Indien gab am Donnerstag grünes Licht für ein Fertigungs-Gemeinschaftsunternehmen zwischen Chinas Vivo und dem lokalen Hersteller Dixon Technologies – ein Schritt, der die nächste Phase des Smartphone-Produktionsbooms des Landes einläuten könnte, nachdem Apple die ganze Drecksarbeit geleistet hat, um Indien zu einem globalen Produktionszentrum zu machen.

Die Genehmigung, die eine erstmals im Dezember 2024 angekündigte Partnerschaft freigibt, erfolgt im Rahmen von Investitionsregeln aus dem Jahr 2020, die eine zusätzliche Prüfung von Investitionen aus Ländern vorschreiben, die eine Landgrenze mit Indien teilen – eine Kategorie, die China einschließt. Das Gemeinschaftsunternehmen wird einige von Vivos Fertigungsanlagen übernehmen, einen Teil seiner Smartphone-Aufträge produzieren und vielleicht sogar Sachen für andere Marken herstellen, so eine Börsenmitteilung des in Noida ansässigen Unternehmens Dixon.

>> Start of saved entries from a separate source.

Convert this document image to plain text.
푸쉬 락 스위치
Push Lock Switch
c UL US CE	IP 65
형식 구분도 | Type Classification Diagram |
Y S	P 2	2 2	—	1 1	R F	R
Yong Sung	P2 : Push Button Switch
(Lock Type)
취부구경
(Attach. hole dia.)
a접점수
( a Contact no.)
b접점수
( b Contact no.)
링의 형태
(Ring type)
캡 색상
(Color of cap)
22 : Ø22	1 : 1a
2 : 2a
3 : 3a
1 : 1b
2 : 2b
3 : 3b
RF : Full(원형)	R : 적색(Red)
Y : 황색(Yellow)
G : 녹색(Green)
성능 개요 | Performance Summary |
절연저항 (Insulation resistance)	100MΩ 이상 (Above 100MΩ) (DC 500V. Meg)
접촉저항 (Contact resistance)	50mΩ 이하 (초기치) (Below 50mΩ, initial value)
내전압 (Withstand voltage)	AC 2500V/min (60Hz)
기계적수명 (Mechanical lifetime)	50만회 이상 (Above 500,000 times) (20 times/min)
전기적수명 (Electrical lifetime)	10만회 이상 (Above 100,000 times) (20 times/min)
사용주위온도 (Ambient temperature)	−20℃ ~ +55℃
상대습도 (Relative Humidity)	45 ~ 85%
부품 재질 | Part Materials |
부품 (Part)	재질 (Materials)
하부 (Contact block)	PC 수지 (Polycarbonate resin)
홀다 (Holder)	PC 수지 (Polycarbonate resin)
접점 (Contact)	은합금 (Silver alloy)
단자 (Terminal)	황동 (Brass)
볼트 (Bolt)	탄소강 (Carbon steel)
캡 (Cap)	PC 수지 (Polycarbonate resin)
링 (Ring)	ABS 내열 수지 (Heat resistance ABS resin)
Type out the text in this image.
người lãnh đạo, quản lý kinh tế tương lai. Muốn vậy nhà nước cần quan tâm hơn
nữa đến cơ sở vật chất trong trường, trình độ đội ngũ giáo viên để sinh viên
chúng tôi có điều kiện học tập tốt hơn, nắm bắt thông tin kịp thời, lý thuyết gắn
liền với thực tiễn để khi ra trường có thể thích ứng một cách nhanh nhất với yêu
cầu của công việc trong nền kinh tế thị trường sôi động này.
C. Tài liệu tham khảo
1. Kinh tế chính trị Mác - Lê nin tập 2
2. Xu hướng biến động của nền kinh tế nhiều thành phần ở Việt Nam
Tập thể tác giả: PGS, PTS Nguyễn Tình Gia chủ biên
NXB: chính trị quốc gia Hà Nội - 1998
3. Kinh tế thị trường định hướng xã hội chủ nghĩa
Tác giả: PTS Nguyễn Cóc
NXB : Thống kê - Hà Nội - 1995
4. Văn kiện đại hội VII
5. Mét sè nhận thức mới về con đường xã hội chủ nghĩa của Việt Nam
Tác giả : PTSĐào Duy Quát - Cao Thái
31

Das Unternehmen ist als 51/49 strukturiert – Dixon hält die Mehrheit, Vivo bekommt den Rest – und spiegelt einen breiteren Trend chinesischer Smartphone-Marken wider, die sich mit lokalen Partnern zusammentun, um Indiens regulatorische Landschaft zu navigieren. Analysten glauben, dass diese Struktur zur Branchenvorlage werden könnte und Indiens Smartphone-Fertigungsgeschichte über Apple hinaus erweitert.

Apple, das Jahre damit verbracht hat, seinen indischen Fußabdruck aufzubauen, macht jetzt 57 % der Smartphone-Exporte des Landes nach Stückzahl aus, so Counterpoint Research. Chinesische Marken dominieren derweil die Inlandsverkäufe mit 72 % des Marktes, tragen aber weniger als 10 % zu den Exporten bei – eine Lücke, die darauf hindeutet, dass es reichlich Raum für Wachstum gibt, wenn sie anfangen, wie Apple zu exportieren.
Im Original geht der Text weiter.